Rick James did live that life. He was a junkie who banged black (and white) models, as did the Stones. What's more, he was utterly unrepentant about it all from glorious beginning to sorry downfall to pitiful end. There was no shame to Rick James's game.

"It was the best time of my life," James told Reuters last year, speaking of his glory years in the late '70s and early '80s. "We were doing groundbreaking tours, and a lot of drugs and drank a lot. We didn't know anything about Betty Ford or addiction in those days. It's hard to reflect and remember those times. They are very vague to me -- a lot of it is a haze."

It's easy to rearrange some of those words into "a lot of tours" and "groundbreaking drugs" without losing much, if any, of James's original meaning. After all, two of this man's early bands were called Mainline and White Cane. Press contributor Greg Ellis recalls seeing him in Jackson, Mississippi, around 1980 at a show where James and band fired up huge joints on stage and then switched fans on, not to conceal anything, but to blow the smoke out over the audience. "He lived the life he wanted to live," says Eban Doss's buddy Nathan Chapman. "By his rules."

And of course it ended badly. There was the descent into crack addiction, the red-hot crack-pipe branding incident, the kidnapping of the female record executive, all those deplorable "I'm Rick James, bitch!" misadventures that tarnished the man's legacy almost as badly as the musical abortion MC Hammer performed on "Super Freak." As of this writing, the cause of James's death is still inconclusive and so is a dissection of the man's memory.

On strictly musical grounds, it's pretty clear: If the man was not a genius, he was damn close. His self-described "punk-funk" retained P-Funk's bottomless groove while trimming out that sprawling orchestra's sloppier, acid-drenched side. James's sound was lean and mean, driven by his delectably funky bass and the vocalized orgasms he packed into roughly every three words, and augmented by new-wave-friendly synths -- all of which came to fruition most famously on "Super Freak," which he later described as a throwaway song he regarded as little more than a joke, a "record so white people could have something to dance to." Which they have done for over two decades now.

And come to think of it, punk-funk's a bit of a misnomer. As Dum Dum Boy Armin points out, the stuff sounded closer to new wave, and "coke-funk" is probably closer to the truth by any measure. That's what his music was about -- packing your nostrils full of Colombia's finest and dancing until you dropped.
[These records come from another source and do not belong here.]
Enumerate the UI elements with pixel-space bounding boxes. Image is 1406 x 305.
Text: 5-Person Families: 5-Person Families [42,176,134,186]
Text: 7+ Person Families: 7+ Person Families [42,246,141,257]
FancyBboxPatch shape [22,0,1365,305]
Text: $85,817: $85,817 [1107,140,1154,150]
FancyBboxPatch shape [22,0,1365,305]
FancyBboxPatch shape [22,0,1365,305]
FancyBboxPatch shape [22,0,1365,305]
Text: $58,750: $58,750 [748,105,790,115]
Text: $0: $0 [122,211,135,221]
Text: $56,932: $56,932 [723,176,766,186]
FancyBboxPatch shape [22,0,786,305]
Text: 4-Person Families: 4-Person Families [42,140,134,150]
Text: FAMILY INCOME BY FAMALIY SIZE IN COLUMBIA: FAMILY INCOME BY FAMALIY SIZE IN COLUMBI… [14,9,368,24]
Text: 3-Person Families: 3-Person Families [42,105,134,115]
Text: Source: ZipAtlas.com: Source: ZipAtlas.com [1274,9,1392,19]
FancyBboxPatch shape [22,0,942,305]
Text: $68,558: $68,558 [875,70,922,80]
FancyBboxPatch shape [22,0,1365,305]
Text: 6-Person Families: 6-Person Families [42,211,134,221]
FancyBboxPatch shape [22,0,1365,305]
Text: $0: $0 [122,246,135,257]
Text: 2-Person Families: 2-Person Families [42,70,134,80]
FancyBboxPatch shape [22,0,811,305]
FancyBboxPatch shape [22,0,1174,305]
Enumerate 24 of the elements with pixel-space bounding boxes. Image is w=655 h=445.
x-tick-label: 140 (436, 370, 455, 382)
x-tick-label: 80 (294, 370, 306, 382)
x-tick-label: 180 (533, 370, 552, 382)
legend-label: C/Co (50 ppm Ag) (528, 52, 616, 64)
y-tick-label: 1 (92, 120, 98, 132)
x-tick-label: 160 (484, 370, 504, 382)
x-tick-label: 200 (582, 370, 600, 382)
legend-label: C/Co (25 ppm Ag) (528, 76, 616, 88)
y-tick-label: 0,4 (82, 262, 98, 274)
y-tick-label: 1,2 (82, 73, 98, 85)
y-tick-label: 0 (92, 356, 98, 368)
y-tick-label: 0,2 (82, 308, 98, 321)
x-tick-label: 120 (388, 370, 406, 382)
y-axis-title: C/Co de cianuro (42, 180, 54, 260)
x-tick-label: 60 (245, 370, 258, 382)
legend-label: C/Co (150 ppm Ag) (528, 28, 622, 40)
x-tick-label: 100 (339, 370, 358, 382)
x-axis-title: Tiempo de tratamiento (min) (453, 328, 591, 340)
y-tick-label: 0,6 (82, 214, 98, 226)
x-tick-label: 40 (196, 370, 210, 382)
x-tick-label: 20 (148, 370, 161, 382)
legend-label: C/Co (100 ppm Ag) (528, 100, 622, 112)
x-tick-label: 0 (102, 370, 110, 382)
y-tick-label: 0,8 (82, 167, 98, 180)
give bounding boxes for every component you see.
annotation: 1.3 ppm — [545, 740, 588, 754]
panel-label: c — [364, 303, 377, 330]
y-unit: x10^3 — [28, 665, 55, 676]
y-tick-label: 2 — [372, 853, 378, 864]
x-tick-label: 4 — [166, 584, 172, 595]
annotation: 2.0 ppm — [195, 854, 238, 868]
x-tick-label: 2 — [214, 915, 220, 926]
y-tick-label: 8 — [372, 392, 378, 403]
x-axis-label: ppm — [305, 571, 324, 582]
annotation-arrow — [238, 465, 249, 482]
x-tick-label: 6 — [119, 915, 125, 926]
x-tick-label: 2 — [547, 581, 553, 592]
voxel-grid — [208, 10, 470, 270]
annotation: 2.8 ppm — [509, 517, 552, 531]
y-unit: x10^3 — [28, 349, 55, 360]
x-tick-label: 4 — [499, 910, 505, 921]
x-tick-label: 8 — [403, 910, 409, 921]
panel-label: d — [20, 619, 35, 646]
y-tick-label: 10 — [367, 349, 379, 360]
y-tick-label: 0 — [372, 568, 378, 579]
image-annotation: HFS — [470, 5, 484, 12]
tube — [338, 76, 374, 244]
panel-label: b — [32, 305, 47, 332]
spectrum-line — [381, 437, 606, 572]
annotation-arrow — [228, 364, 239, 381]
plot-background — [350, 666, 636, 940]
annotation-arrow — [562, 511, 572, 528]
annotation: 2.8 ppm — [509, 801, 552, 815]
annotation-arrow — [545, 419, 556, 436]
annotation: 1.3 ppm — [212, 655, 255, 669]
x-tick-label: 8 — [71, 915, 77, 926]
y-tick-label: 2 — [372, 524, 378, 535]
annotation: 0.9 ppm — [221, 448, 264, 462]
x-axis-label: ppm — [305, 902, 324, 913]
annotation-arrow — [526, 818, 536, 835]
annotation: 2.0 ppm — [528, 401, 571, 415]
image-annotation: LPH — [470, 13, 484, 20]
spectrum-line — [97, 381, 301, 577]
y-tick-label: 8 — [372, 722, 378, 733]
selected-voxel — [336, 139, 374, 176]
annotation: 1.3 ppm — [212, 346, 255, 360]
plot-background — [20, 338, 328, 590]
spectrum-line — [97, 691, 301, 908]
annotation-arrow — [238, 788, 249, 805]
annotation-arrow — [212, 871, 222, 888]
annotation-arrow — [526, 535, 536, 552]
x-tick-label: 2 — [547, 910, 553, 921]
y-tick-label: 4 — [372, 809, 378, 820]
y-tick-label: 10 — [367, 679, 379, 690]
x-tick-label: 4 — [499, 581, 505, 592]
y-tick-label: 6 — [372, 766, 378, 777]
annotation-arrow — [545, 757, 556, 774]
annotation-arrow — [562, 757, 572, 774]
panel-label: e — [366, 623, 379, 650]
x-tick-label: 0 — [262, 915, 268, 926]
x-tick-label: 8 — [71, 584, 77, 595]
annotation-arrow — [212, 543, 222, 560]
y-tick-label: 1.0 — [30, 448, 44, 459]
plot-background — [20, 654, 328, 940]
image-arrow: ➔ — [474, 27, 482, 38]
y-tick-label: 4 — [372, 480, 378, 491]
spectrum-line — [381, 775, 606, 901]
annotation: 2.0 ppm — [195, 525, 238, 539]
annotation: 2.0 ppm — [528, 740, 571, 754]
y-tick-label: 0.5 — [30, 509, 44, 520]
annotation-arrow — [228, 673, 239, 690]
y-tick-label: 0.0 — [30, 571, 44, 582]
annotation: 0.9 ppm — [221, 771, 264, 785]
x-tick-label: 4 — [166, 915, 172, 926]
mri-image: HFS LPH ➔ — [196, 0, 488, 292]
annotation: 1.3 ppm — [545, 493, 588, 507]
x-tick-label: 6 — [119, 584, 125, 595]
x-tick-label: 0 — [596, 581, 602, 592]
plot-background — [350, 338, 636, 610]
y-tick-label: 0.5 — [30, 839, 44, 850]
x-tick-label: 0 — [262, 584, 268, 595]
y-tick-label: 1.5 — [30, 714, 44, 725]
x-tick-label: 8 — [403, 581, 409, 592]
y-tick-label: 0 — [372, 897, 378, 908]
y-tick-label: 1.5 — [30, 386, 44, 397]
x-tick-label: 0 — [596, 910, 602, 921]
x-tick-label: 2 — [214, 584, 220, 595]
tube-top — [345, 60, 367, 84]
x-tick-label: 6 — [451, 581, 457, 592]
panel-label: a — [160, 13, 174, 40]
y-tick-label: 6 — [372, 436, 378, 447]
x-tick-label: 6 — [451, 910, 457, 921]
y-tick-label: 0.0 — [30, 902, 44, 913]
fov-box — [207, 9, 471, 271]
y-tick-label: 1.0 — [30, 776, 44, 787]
Beginning with funk's founder, James Brown, and pretty much ending with Rick James, who ushered in the hip-hop age, black American musical genius gravitated toward funk the same way it once did to jazz and today does to hip-hop. A roll call of the genre's greats -- Brown, Sly Stone, James, George Clinton -- is Exhibit A in favor of there being links between genius and madness and addiction.

And if there was danger in their lives, there also was danger in their music, which was the edgier side of the soundtrack to the Civil Rights era. This was Malcolm X music as opposed to soul, which you could see as Martin Luther King music. To this day, I can't listen to Stone without wanting to stick up an armored car with a multi-ethnic crew of male and female revolutionaries, and there are certain James Brown songs that I -- as a white man -- will never quite "get." And though James was the least political of these guys, that was just because he was a product of the relatively apolitical Carter and Reagan eras. And he did make a statement or two, such as his advocacy of cop murder on "Mr. Policeman," a full ten years before Ice-T and N.W.A. made similar statements.